Cyanide’s Styx: Master of Shadows plays like a more pared down, purer kind of puzzle stealth game than the cinematic, AAA tit-blaster Thief, with “vertiginous” levels set in city-sized fortifications built up around a monolithic, life-giving tree. These levels naturally give way to platforms of varying altitude, around which Styx must navigate without being spotted by guards. Combat is largely a no-no, with the 200 year old goblin easily smitten by any human guard who happens to catch him, so instead you employ a range of classic stealth manoeuvres to outflank and outwit the AI patrols.

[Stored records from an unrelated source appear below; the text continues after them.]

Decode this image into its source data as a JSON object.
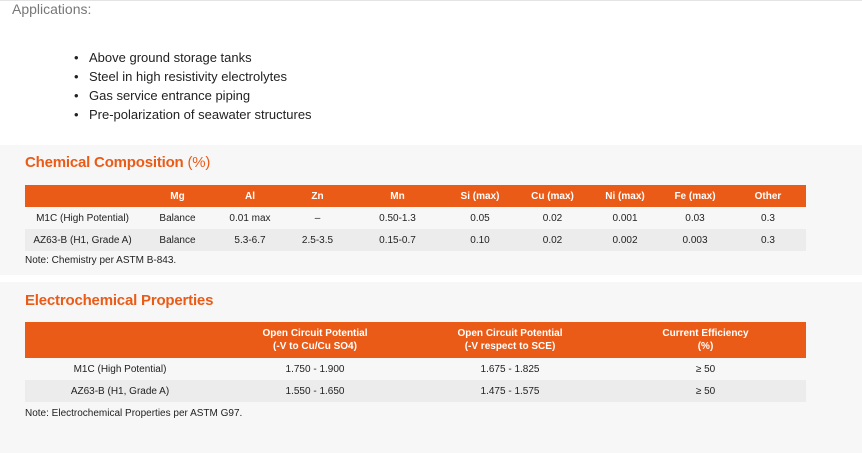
{
  "applications": {
    "label": "Applications:",
    "items": [
      "Above ground storage tanks",
      "Steel in high resistivity electrolytes",
      "Gas service entrance piping",
      "Pre-polarization of seawater structures"
    ]
  },
  "chemical": {
    "title": "Chemical Composition",
    "title_unit": "(%)",
    "headers": [
      "",
      "Mg",
      "Al",
      "Zn",
      "Mn",
      "Si (max)",
      "Cu (max)",
      "Ni (max)",
      "Fe (max)",
      "Other"
    ],
    "rows": [
      [
        "M1C (High Potential)",
        "Balance",
        "0.01 max",
        "–",
        "0.50-1.3",
        "0.05",
        "0.02",
        "0.001",
        "0.03",
        "0.3"
      ],
      [
        "AZ63-B (H1, Grade A)",
        "Balance",
        "5.3-6.7",
        "2.5-3.5",
        "0.15-0.7",
        "0.10",
        "0.02",
        "0.002",
        "0.003",
        "0.3"
      ]
    ],
    "note": "Note: Chemistry per ASTM B-843."
  },
  "electrochemical": {
    "title": "Electrochemical Properties",
    "headers": [
      [
        "",
        ""
      ],
      [
        "Open Circuit Potential",
        "(-V to Cu/Cu SO4)"
      ],
      [
        "Open Circuit Potential",
        "(-V respect to SCE)"
      ],
      [
        "Current Efficiency",
        "(%)"
      ]
    ],
    "rows": [
      [
        "M1C (High Potential)",
        "1.750 - 1.900",
        "1.675 - 1.825",
        "≥ 50"
      ],
      [
        "AZ63-B (H1, Grade A)",
        "1.550 - 1.650",
        "1.475 - 1.575",
        "≥ 50"
      ]
    ],
    "note": "Note: Electrochemical Properties per ASTM G97."
  }
}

You can snuff lights, briefly turn invisible using limited mana (amber, in the game’s tree-centric mythology), assassinate using dual daggers in a pinch, and, perhaps most interestingly, conjure up a clone of yourself with which you can distract and lure away guards. This clone has a range of functions: he can leap on to guards’ backs to blind them while you sneak your true form past; he can slip through small gaps to access switches that must be pulled simultaneously; he can even explode into a noxious cloud to create a smokescreen for Styx to slip through.
The idea, I think, is to snatch as much loot as possible en route to your goal in a given mission. Challenge modes push you to replay levels within a set of criteria, such as not being spotted, murdering everybody or stealing everything that’s not nailed down. There’s certainly less loot and fewer ashtrays than in Thief, but it’s more strategically and deliberately placed here. Every coin is a challenge.

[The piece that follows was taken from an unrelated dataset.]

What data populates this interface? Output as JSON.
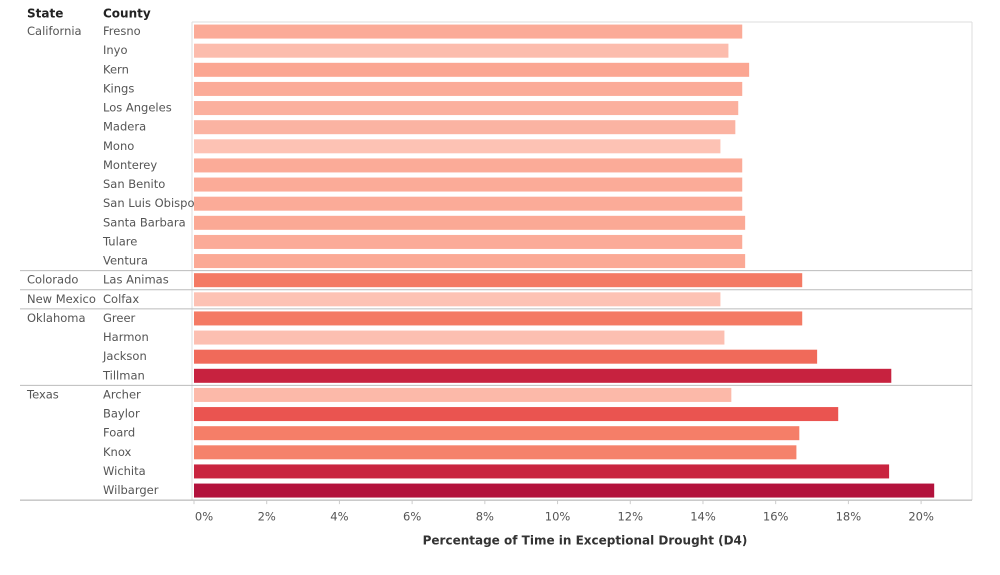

The game’s focused level design and rules-abiding, exploitable AI seems to lend itself to a thoughtful approach to carrying out missions. Guards come with buddies and raise an alarm if they go missing, so it’s necessary to thoroughly avoid or incapacitate both, rather than leave just one standing. And gutsy players who attempt to slip through levels entirely undetected will have the challenge ratcheted in retaliation as some mission elements, such as ringing a giant bell to summon the elevator you need, will recall all of the guards you left untouched to investigate.

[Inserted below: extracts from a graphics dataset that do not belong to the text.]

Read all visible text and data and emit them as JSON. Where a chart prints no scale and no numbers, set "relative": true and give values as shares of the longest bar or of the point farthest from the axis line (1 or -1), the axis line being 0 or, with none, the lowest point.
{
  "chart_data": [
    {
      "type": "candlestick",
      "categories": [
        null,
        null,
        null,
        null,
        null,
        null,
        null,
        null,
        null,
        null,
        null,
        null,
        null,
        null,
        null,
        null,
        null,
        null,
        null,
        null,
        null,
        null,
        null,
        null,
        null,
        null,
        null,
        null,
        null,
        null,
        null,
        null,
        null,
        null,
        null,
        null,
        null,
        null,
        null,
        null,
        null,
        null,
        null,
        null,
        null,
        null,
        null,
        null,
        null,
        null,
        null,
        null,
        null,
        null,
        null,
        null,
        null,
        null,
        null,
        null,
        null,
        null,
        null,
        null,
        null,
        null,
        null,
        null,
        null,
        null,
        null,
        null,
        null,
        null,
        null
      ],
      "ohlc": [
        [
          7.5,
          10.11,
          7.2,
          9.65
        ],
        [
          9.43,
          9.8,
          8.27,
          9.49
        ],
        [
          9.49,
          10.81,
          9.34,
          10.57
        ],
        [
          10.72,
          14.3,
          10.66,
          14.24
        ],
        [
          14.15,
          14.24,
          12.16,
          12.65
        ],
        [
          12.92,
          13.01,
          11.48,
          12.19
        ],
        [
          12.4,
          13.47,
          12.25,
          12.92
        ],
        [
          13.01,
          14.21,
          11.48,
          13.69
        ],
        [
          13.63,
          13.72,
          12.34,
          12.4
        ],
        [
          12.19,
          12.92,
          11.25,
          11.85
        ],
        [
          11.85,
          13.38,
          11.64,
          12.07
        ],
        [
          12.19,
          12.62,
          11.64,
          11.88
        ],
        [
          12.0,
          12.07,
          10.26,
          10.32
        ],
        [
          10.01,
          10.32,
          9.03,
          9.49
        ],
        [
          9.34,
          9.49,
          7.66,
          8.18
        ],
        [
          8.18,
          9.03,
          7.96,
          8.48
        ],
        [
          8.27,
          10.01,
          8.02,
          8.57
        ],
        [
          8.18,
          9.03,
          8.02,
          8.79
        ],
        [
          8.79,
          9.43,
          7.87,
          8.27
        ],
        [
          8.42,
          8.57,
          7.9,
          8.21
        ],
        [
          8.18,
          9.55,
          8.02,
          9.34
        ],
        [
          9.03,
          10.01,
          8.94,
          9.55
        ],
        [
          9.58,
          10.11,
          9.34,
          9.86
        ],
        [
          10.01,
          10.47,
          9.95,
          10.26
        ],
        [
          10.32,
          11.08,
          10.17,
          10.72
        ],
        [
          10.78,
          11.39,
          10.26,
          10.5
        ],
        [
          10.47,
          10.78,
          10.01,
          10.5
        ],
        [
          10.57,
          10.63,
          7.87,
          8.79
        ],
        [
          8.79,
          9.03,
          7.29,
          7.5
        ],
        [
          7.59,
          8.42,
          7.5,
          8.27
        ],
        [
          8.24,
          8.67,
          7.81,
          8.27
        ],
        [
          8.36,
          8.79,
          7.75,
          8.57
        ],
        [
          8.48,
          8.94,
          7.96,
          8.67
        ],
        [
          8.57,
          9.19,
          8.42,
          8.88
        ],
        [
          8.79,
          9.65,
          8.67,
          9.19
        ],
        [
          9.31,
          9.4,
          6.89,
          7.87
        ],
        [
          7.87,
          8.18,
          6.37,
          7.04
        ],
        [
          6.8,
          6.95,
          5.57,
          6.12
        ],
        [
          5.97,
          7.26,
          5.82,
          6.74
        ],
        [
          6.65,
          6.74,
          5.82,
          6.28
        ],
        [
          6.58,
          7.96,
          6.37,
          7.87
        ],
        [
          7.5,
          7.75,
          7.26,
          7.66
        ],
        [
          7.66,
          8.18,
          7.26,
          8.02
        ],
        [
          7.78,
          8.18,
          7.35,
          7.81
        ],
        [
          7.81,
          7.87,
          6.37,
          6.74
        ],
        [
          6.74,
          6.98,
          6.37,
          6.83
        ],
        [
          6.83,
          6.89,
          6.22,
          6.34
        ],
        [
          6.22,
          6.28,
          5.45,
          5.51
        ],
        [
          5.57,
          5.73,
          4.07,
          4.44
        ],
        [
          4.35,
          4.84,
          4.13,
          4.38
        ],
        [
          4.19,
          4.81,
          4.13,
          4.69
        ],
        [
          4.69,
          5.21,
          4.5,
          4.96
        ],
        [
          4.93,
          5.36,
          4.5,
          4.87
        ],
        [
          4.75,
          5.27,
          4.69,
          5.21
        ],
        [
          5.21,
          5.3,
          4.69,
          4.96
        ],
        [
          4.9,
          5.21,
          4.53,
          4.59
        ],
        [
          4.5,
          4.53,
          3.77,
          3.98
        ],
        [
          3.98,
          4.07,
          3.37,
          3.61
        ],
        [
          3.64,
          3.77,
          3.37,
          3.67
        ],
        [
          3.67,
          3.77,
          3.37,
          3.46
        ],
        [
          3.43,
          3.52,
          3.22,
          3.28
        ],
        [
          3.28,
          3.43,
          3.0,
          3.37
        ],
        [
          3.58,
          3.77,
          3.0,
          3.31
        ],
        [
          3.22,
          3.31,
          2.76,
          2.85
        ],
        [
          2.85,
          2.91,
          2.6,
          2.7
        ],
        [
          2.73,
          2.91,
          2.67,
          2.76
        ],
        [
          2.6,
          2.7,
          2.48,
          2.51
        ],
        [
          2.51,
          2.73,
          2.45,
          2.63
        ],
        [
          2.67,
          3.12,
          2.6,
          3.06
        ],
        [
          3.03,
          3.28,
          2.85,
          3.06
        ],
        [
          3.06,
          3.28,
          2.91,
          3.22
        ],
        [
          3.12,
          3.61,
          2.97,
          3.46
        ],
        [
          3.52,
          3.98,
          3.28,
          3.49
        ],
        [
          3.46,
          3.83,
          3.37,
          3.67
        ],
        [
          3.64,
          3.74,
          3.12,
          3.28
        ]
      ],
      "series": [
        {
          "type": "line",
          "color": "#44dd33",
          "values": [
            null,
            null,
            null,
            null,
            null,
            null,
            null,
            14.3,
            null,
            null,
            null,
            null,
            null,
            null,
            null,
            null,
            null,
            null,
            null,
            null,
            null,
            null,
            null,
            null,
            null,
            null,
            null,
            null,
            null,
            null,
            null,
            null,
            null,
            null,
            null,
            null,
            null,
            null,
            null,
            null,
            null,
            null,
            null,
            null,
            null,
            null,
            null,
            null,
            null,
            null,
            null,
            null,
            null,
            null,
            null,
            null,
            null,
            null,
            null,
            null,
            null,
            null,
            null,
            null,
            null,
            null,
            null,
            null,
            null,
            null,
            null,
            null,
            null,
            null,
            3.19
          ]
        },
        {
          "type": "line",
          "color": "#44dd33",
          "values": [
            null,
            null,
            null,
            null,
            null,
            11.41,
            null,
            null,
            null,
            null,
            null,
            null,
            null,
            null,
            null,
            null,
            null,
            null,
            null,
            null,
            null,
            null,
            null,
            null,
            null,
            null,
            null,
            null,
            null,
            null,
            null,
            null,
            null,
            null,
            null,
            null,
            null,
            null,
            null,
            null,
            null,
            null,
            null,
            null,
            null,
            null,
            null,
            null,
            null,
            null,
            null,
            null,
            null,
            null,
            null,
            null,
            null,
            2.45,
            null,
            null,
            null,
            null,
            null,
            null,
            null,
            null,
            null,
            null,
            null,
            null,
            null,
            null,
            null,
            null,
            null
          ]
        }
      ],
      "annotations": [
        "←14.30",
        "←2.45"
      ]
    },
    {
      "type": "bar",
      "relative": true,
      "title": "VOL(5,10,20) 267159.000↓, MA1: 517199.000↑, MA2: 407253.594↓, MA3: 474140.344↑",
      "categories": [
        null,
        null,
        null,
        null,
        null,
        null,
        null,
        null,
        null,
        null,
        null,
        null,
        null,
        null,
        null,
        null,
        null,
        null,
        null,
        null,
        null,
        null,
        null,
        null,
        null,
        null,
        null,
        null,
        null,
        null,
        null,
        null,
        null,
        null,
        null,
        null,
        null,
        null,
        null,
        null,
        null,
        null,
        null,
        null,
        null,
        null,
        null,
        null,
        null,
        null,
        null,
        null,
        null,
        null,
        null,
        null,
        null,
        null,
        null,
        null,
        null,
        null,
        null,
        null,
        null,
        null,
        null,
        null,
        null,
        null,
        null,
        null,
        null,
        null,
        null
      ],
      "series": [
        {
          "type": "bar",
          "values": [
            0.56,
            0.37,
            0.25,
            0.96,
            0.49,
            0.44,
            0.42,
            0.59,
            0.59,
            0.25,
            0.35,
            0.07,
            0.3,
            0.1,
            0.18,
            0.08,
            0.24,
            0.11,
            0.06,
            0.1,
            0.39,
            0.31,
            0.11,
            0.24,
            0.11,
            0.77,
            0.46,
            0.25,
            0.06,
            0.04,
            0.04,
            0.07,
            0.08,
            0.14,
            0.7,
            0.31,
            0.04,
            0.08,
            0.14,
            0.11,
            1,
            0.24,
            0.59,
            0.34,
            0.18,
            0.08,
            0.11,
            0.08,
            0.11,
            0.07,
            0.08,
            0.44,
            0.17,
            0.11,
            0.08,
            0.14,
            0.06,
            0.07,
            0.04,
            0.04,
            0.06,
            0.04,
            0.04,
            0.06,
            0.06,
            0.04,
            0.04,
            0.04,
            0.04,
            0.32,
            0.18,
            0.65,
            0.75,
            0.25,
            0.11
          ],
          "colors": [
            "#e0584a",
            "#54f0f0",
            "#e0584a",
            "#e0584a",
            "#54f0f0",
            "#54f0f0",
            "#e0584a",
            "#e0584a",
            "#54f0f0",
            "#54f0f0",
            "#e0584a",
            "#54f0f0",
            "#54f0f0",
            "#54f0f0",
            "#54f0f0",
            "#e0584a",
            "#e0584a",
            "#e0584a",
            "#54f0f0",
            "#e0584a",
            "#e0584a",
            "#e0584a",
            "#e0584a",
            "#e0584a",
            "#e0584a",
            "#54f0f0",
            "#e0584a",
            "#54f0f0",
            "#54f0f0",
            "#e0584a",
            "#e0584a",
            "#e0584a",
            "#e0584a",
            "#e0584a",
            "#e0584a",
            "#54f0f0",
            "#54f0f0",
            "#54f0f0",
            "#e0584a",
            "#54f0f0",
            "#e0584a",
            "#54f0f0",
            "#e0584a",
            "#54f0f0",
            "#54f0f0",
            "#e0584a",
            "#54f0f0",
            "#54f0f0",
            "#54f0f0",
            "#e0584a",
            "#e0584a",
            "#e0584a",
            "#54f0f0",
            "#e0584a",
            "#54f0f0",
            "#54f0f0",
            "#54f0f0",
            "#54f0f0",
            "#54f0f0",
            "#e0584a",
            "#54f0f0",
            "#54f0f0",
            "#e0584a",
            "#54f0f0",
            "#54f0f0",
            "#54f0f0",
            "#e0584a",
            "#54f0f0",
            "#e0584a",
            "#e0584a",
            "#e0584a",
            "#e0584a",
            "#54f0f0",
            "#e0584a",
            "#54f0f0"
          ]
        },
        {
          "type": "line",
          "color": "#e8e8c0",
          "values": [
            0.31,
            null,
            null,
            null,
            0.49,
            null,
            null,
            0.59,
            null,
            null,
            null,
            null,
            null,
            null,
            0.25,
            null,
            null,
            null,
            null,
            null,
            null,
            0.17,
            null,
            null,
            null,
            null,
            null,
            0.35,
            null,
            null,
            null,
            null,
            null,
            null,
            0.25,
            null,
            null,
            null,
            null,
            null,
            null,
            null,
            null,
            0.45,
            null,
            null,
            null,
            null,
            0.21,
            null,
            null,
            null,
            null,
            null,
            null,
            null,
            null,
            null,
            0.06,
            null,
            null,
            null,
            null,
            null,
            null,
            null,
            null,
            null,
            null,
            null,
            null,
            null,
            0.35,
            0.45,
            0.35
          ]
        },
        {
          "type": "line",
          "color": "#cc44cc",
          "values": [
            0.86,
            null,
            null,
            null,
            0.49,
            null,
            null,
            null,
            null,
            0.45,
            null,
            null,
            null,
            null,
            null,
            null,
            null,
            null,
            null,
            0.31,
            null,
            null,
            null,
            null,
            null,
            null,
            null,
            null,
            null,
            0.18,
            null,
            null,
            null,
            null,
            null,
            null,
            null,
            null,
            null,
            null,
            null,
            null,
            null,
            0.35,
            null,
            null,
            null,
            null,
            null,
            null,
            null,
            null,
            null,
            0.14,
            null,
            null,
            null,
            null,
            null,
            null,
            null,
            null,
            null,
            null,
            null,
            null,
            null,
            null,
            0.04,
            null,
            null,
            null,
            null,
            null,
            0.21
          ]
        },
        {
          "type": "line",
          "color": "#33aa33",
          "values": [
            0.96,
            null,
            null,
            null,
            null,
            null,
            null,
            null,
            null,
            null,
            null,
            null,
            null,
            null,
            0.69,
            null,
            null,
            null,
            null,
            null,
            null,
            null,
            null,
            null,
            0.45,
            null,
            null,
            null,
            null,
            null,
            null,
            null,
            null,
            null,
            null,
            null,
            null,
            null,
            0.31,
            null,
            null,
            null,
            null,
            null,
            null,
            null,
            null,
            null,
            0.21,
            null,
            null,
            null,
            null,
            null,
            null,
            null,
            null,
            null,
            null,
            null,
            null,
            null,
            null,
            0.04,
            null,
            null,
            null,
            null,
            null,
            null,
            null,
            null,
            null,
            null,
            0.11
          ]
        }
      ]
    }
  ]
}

The brief demo ran through a cast of characters who’ll crop up later in the game too: elves and elite units immune to specific kinds of attack, skittering, blind spiders who’ll dash en masse towards any sound they hear, huge orcs. Each enemy type distorts slightly the understood behaviour of guards, requiring to think laterally and utilise the full breadth of Styx’s abilities to progress. It’s one of those games that never forgets to be a game and do gamey things, which is lovely.
Yes, Styx looks unpretentious and trimmed of any superfluous design elements that don’t serve the very basic function of an enjoyable and intelligent stealth game. It’s due for release in Autumn of 2014, and it will probably be good.